Can you reconcile these two holdings?
Here's a quote from the Oregon Supreme Court. At issue is whether the simultaneous possession of a stolen tv and drugs, found during the execution of single search warrant, constitutes one criminal episode. It's a bit old, but it has never been disavowed.
"The criminal code treats the fact of possession as a criminal act of a continuing nature. In this statutory sense, the possession of the television set and the drugs, existing at the same place and time, constitute a single occurrence. Once unlawful possession of goods, without more, is recognized as criminal conduct, there is no reason for fragmenting the criminal conduct into as many parts as there are different items of property, however acquired. If a defendant is charged with the possession of drugs, some of which had been acquired at one time and the rest at another time, it would seem clear that he would be entitled to object to multiple prosecutions. There would be no reason other than harassment of the defendant for the state to divide the condition of possession into parts and prosecute separately on each. The case should not be treated any differently simply because the items of contraband happen to be of different types. We hold, therefore, that the Court of Appeals properly treated this as a single episode."
State v. Boyd, 271 Ore. 558, 570-571 (Or. 1975)[Emphasis added.]
Now compare this quote from the Court of Appeals from last week, involving multiple guns found during the execution of a single search warrant but in different places within the same house.
"The key consideration is whether the guns were acquired by separate acts. State v. Collins, 100 Or App 311, 785 P2d 1084 (1990). . . . Similarly, here, the responding officers found seven separate firearms in petitioner's home, and there was circumstantial evidence, such as the placement of guns in the closet and under the bed, that they were concealed by separate acts. As a result, there was sufficient evidence for the trial court to conclude that the firearms were acquired separately; therefore, it was proper to sentence petitioner to consecutive sentences for two counts of felon in possession of a firearm without applying the 'shift-to-I' rule, and petitioner's trial counsel was not inadequate for failing to argue otherwise"
Orchard v. Mills, ___ Or App ___ (Dec 29, 2011)[Emphasis added.]
So, the OSC says that it's one criminal episode when different pieces of contraband are found at the same time, "however acquired." But the COA says that even the slightest inference that the items were acquired at different times means their (simultaneous) possession constitutes different criminal episodes.
The only way these two cases can be reconciled is to claim that the "same criminal episode" analysis in Boyd involves an analysis under the double jeopardy clause and the one in Orchard v. Mills is a different analysis of the same phrase under the statutes and administrative rules. But there has never been an opinion that I'm aware of that has made that distinction, and there are many opinions where the COA suggests case law interpreting the phrase can be used interchangeably.
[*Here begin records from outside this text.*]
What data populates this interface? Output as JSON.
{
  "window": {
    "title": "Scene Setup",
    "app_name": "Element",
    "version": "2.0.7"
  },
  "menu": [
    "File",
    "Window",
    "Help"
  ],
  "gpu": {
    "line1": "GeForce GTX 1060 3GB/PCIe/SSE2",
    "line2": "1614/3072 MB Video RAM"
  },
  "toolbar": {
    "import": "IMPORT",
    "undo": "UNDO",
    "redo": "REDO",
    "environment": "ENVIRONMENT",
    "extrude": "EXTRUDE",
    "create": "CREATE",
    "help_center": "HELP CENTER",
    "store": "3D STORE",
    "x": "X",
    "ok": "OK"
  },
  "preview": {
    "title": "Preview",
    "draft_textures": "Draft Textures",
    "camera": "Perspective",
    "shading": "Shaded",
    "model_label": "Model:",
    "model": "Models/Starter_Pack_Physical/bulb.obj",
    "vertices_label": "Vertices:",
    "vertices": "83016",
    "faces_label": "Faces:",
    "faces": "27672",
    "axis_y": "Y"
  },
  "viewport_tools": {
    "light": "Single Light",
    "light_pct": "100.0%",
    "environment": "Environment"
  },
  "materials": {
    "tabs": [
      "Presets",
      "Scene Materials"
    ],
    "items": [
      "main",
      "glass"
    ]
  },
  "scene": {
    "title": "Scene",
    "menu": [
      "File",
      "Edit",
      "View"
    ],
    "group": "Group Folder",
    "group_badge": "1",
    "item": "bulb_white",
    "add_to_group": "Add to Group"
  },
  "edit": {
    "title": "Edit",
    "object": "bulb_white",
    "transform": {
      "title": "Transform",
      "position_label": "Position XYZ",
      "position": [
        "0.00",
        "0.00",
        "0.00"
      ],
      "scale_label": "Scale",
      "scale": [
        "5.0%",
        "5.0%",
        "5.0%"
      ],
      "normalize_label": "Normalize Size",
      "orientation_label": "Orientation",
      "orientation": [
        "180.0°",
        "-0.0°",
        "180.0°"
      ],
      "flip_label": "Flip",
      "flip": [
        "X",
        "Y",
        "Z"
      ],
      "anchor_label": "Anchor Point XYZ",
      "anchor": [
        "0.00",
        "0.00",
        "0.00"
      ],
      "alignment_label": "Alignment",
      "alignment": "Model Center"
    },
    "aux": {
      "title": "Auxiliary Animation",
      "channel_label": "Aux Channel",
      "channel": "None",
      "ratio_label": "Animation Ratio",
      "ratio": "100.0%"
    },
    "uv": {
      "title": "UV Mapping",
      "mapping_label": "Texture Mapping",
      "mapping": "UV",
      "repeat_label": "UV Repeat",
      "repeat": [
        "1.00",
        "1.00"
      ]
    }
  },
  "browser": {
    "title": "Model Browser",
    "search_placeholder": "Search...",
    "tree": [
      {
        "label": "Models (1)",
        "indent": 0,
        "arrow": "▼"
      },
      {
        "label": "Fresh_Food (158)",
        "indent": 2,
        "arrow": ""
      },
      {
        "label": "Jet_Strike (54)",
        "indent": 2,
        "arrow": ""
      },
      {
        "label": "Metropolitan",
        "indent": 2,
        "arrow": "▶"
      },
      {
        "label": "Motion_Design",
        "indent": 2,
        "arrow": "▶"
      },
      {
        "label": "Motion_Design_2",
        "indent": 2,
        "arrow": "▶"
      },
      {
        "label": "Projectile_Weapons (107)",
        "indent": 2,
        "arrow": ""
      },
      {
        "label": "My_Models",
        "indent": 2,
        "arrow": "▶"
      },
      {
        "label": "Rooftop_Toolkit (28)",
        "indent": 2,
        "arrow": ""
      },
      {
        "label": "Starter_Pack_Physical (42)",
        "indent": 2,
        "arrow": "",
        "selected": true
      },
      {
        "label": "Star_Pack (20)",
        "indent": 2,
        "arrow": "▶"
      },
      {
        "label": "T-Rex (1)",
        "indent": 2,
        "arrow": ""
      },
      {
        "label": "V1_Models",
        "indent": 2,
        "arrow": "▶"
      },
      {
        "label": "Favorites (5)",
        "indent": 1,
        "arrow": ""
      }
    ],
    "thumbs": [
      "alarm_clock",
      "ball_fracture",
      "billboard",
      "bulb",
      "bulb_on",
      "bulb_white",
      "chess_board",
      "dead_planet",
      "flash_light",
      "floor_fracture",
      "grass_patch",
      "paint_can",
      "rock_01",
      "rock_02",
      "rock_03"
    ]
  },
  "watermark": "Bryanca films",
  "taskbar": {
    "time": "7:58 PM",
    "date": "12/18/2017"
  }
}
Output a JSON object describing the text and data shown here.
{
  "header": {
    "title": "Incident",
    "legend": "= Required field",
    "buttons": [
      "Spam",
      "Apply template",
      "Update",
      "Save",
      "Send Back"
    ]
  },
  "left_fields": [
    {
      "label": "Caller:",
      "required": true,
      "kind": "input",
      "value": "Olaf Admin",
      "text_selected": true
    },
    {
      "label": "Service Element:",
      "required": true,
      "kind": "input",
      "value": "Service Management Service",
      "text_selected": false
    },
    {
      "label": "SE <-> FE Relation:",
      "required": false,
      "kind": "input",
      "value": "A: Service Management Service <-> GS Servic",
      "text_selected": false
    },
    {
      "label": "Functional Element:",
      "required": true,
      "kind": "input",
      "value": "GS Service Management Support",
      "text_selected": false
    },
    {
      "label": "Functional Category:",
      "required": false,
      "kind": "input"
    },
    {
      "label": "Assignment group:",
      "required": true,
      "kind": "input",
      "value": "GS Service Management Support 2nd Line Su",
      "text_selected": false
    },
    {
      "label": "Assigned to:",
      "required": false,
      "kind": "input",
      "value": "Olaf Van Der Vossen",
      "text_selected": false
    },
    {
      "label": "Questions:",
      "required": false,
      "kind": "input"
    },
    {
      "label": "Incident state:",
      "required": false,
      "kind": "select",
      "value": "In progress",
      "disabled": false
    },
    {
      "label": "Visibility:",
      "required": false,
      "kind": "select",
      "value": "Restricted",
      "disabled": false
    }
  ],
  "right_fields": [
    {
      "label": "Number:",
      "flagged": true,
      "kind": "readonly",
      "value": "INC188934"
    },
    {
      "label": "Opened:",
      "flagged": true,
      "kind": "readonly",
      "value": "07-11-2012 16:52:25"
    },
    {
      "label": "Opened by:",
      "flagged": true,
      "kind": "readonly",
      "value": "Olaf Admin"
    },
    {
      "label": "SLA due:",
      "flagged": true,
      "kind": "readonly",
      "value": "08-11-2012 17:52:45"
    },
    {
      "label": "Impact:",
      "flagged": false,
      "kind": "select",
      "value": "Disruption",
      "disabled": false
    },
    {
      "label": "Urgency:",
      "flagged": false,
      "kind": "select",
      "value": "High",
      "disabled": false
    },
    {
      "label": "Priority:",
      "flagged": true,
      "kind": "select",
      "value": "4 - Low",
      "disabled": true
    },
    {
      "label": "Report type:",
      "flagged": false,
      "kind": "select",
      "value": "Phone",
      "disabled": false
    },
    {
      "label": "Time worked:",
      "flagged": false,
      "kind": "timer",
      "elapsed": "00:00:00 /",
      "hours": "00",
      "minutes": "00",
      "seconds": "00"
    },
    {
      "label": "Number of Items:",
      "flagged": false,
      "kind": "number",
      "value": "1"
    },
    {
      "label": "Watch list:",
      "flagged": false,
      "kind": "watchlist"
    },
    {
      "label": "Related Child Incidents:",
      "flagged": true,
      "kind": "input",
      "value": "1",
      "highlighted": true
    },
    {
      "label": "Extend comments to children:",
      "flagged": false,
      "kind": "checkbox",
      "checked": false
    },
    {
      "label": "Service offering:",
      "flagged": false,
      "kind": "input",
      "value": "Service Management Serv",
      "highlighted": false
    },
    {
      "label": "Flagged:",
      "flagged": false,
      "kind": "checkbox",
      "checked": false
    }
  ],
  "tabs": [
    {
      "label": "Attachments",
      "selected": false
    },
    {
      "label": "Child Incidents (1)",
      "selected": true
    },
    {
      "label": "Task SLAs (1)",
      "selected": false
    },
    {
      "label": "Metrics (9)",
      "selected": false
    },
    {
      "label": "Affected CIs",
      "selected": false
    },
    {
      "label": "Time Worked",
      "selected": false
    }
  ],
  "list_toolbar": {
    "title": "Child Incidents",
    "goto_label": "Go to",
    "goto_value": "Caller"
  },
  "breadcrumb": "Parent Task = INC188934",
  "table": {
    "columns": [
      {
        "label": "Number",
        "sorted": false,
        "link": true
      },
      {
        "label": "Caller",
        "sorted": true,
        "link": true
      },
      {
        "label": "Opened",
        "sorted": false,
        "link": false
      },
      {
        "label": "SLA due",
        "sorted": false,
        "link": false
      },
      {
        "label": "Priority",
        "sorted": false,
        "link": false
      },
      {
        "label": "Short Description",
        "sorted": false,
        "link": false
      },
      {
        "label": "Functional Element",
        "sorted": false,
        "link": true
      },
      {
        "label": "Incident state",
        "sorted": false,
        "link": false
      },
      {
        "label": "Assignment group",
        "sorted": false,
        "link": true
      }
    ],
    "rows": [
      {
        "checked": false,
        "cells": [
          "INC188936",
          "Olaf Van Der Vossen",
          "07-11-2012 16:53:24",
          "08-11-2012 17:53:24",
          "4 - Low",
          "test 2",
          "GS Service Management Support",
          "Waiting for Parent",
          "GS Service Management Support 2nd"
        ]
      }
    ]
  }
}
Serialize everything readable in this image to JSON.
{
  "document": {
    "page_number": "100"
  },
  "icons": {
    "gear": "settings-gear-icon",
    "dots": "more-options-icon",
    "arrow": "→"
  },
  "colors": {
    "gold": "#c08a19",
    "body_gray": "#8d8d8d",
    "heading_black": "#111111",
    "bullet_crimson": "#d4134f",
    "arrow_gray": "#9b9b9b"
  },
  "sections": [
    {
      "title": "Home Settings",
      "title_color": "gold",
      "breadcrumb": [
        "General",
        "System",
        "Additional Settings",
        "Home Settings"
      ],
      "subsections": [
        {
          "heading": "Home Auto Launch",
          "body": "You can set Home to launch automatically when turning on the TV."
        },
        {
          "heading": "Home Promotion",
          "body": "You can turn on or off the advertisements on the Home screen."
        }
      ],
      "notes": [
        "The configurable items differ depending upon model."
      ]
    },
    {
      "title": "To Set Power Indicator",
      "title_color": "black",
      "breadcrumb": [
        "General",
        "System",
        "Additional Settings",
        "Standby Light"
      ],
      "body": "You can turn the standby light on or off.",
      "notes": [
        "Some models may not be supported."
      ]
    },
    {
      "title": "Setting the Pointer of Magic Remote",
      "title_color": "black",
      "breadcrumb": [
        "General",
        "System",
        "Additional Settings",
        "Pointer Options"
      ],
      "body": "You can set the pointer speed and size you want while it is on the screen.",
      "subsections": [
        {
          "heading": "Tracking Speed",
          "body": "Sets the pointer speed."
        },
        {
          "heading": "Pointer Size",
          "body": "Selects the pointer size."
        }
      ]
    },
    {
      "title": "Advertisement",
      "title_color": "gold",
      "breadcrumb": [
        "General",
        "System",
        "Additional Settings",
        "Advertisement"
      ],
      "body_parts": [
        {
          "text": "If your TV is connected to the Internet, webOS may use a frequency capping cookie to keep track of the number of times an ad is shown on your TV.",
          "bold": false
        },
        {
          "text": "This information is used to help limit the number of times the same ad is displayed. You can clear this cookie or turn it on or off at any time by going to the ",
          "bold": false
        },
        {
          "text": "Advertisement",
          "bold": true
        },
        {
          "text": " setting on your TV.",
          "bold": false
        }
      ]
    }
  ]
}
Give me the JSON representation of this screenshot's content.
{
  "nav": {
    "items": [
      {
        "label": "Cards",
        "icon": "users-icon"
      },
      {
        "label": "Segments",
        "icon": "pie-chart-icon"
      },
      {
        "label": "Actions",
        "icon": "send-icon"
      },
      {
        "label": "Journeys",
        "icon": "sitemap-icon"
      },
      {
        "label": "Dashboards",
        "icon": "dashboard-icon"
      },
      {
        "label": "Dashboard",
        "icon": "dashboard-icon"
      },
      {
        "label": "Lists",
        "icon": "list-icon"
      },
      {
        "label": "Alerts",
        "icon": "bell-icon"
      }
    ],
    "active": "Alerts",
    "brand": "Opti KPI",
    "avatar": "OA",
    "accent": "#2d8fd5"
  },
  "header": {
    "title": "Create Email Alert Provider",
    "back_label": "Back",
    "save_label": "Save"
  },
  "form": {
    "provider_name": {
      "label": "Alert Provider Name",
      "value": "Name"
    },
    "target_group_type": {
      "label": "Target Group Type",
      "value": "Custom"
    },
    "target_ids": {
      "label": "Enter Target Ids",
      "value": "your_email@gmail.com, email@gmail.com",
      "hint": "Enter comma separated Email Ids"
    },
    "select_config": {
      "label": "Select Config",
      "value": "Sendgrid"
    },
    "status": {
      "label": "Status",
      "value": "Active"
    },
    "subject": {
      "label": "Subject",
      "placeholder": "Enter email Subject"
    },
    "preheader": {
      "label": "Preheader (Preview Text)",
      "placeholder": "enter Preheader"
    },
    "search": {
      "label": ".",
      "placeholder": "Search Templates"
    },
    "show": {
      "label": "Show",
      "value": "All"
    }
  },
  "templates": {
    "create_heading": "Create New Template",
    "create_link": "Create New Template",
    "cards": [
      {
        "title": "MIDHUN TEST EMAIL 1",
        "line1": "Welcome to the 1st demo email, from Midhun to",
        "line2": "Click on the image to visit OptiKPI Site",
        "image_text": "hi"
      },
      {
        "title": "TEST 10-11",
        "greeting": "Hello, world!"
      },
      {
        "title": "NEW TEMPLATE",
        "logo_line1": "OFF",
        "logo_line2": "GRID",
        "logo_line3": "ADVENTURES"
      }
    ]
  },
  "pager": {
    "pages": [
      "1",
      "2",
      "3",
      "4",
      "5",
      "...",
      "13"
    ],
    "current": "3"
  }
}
Let me emphasize again that defense attorneys need to be raising this issue pre-trial. A demurrer is the appropriate remedy when counts are improperly joined. If drugs are found in the glove compartment, and a gun in trunk, then under the case law cited by Orchard v. Mills, the inference is that those items were acquired at different times and therefore arise from separate criminal episodes. (This is assuming it's just a mere possession of drugs, not a CDO Delivery that alleges possession of a firearm.) Pretrial, judges will be predisposed to finding one criminal episode and consequently they will overrule your demurrer. Having done so, they will resist reaching the opposite conclusion at sentencing. And you'll have an issue for appeal (i.e., the failure to dismiss the indictment).
These improper joinder demurrers are not hard to write. Samples can be found on this website. It will likely take you less than ten minutes to change the names and the charges in the indictment. You don't know any other attorney who has filed such a motion? Good. Be better than the attorney next to you. Raise the bar.